Jimin, lejos de salir del agua, como se suponía que tenía que hacer, se dio la vuelta y me echó los brazos al cuello.
—Mira que no pido que sea un espacio colosal —continuó—. Me conformo con que el techo no me pegue en la cabeza cuando entre.
—Te he dicho que no.
—¿Y por qué? —insistió—. ¿No me crees capaz de adaptarme? Yo puedo vivir en cualquier parte. Solo necesito que me expliques cómo se amuebla una cueva.
Los ojos se me abrieron de par en par.
—¿Qué?
—Quiero saber qué se usa para sentarse, si hay mesas, dónde se duerme y eso. —La tez se le enrojeció—. Disculpa si te parezco ignorante pero no me hago una idea de cómo es la vida abajo. Me hace falta información.
—No te hace falta nada porque no te quedarás.
—Yoon Gi...
—No —me reafirmé—. No mereces estar escondido esperándome a diario.
El movimiento del agua nos empujó hacia el hielo de tierra firme. Jimin terminó con la espalda contra la pared gélida y me soltó.
—Pero en Absolom es lo mismo —se quejó entonces—. Te espero todos los días.
—Aquí por lo menos respiras aire. —Me alcé a dos piernas. El agua apenas nos cubría por la cintura. No se podía nadar—. Tienes tu casa. Haces tu trabajo. Este es tu hábitat.
—No lo veo de esa manera.
Ya. Lo suponía.
—Me da igual la forma en la que lo veas. —Me aproximé y apoyé las manos en el hielo. Mis brazos formaron un cerco en torno a él—. No vas meterte en un océano lleno de tritones con sed de venganza y punto.
—Pues... —Sus ojos sostuvieron los míos—. Entonces vámonos.
—¿A dónde?
Me incliné sobre él. La respiración se le agitó.
—A la isla Ninfo —contestó, en un hilo de voz—. Es un lugar cálido y dudo que sus habitantes sepan lo que es un tritón.
Jamás había oído hablar de ese lugar pero la idea me pareció estupenda. Estupenda si no cargara sobre los hombros el título de rey, claro.
—Suena perfecto —admití—. Si no fuera quien soy no dudaría en aceptar.
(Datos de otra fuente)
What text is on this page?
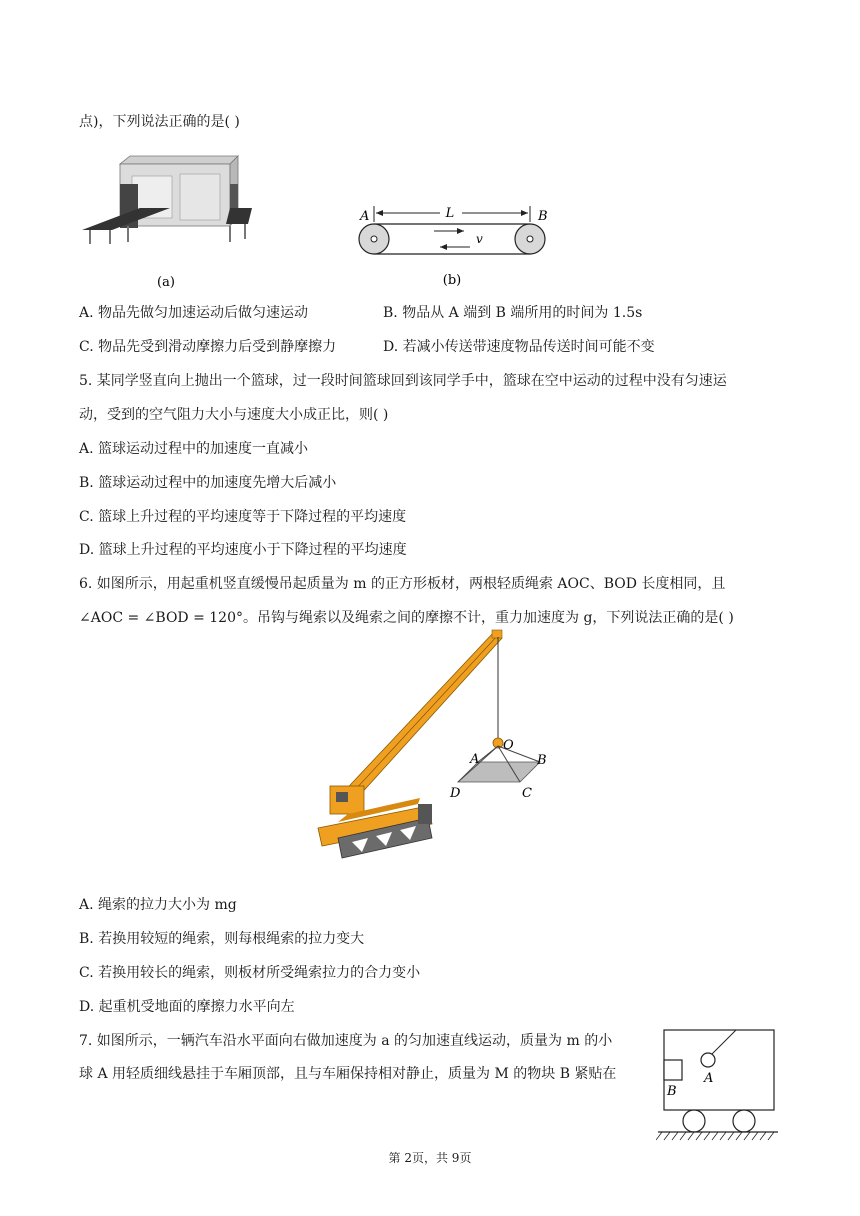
点)，下列说法正确的是( )
(a)
A	B
L
v
(b)
A. 物品先做匀加速运动后做匀速运动	B. 物品从 A 端到 B 端所用的时间为 1.5s
C. 物品先受到滑动摩擦力后受到静摩擦力	D. 若减小传送带速度物品传送时间可能不变
5. 某同学竖直向上抛出一个篮球，过一段时间篮球回到该同学手中，篮球在空中运动的过程中没有匀速运
动，受到的空气阻力大小与速度大小成正比，则( )
A. 篮球运动过程中的加速度一直减小
B. 篮球运动过程中的加速度先增大后减小
C. 篮球上升过程的平均速度等于下降过程的平均速度
D. 篮球上升过程的平均速度小于下降过程的平均速度
6. 如图所示，用起重机竖直缓慢吊起质量为 m 的正方形板材，两根轻质绳索 AOC、BOD 长度相同，且
∠AOC = ∠BOD = 120°。吊钩与绳索以及绳索之间的摩擦不计，重力加速度为 g，下列说法正确的是( )
O
A	B
C
D
A. 绳索的拉力大小为 mg
B. 若换用较短的绳索，则每根绳索的拉力变大
C. 若换用较长的绳索，则板材所受绳索拉力的合力变小
D. 起重机受地面的摩擦力水平向左
7. 如图所示，一辆汽车沿水平面向右做加速度为 a 的匀加速直线运动，质量为 m 的小
球 A 用轻质细线悬挂于车厢顶部，且与车厢保持相对静止，质量为 M 的物块 B 紧贴在	A
B
第 2页，共 9页
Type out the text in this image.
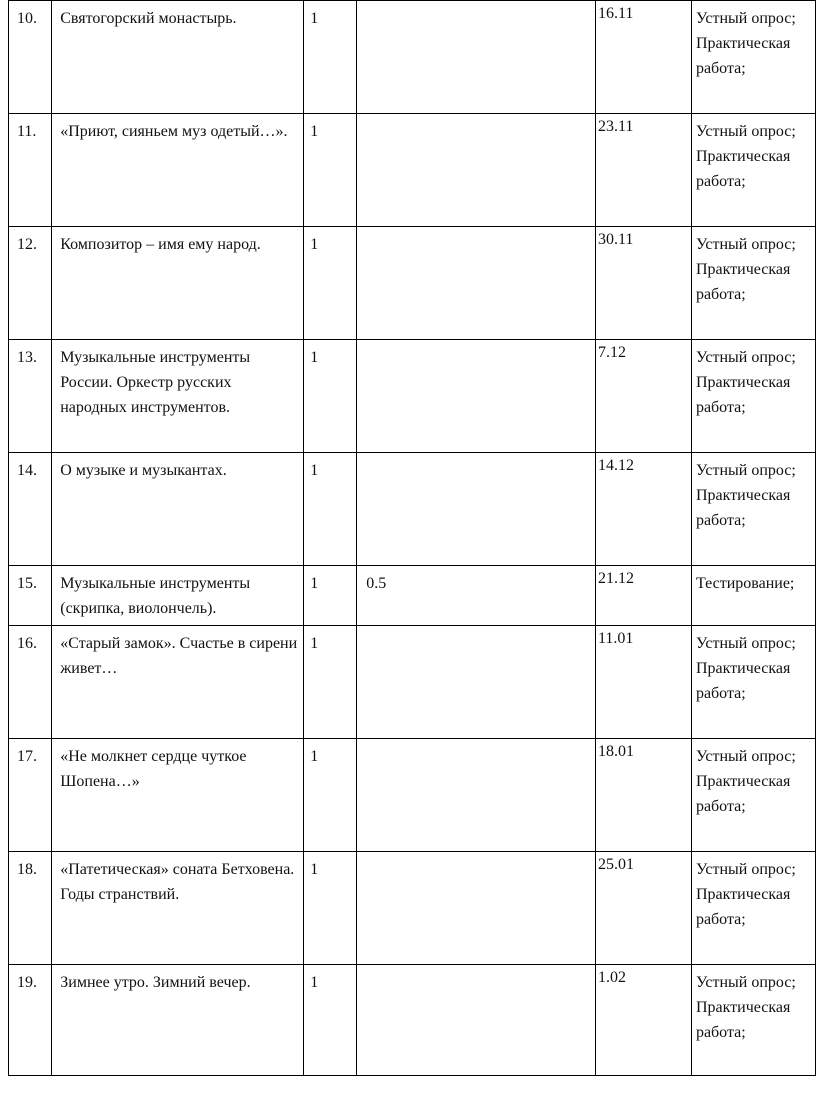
10.	Святогорский монастырь.	1		16.11	Устный опрос; Практическая работа;
11.	«Приют, сияньем муз одетый…».	1		23.11	Устный опрос; Практическая работа;
12.	Композитор – имя ему народ.	1		30.11	Устный опрос; Практическая работа;
13.	Музыкальные инструменты России. Оркестр русских народных инструментов.	1		7.12	Устный опрос; Практическая работа;
14.	О музыке и музыкантах.	1		14.12	Устный опрос; Практическая работа;
15.	Музыкальные инструменты (скрипка, виолончель).	1	0.5	21.12	Тестирование;
16.	«Старый замок». Счастье в сирени живет…	1		11.01	Устный опрос; Практическая работа;
17.	«Не молкнет сердце чуткое Шопена…»	1		18.01	Устный опрос; Практическая работа;
18.	«Патетическая» соната Бетховена. Годы странствий.	1		25.01	Устный опрос; Практическая работа;
19.	Зимнее утро. Зимний вечер.	1		1.02	Устный опрос; Практическая работа;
La pupilas de Jimin se empañaron.
—Ya sé que no puedes dejar Absolom —murmuró—. Siento pedírtelo.
—No importa.
—Es que... —Desvió la vista al líquido—. Creo que me estoy volviendo un poco egoísta.
—Yo también me he vuelto muy egoísta, ¿sabes? —Rocé sus labios—. Quiero que seas mío todo el tiempo.
Un par de lágrimas se le deslizaron por los ojos pero se las corté al beber de su boca como si quisiera arrebatarle hasta el último de sus alientos.
—No llores. —Descendí por la curvatura de su cuello—. Ya sea aquí o en Ninfo, te amaré de igual forma siempre.
La tela de los pantalones flotaba en el agua, hinchada, cuando tiré de ella y se la arranqué. Su espalda se arqueó en un espasmo al sentir mis dedos dilatar su cavidad. Gimió bajo mis movimientos. Suspiró. Sus manos se deslizaron bajo el líquido por mi erección, en ese movimiento que tanto me excitaba.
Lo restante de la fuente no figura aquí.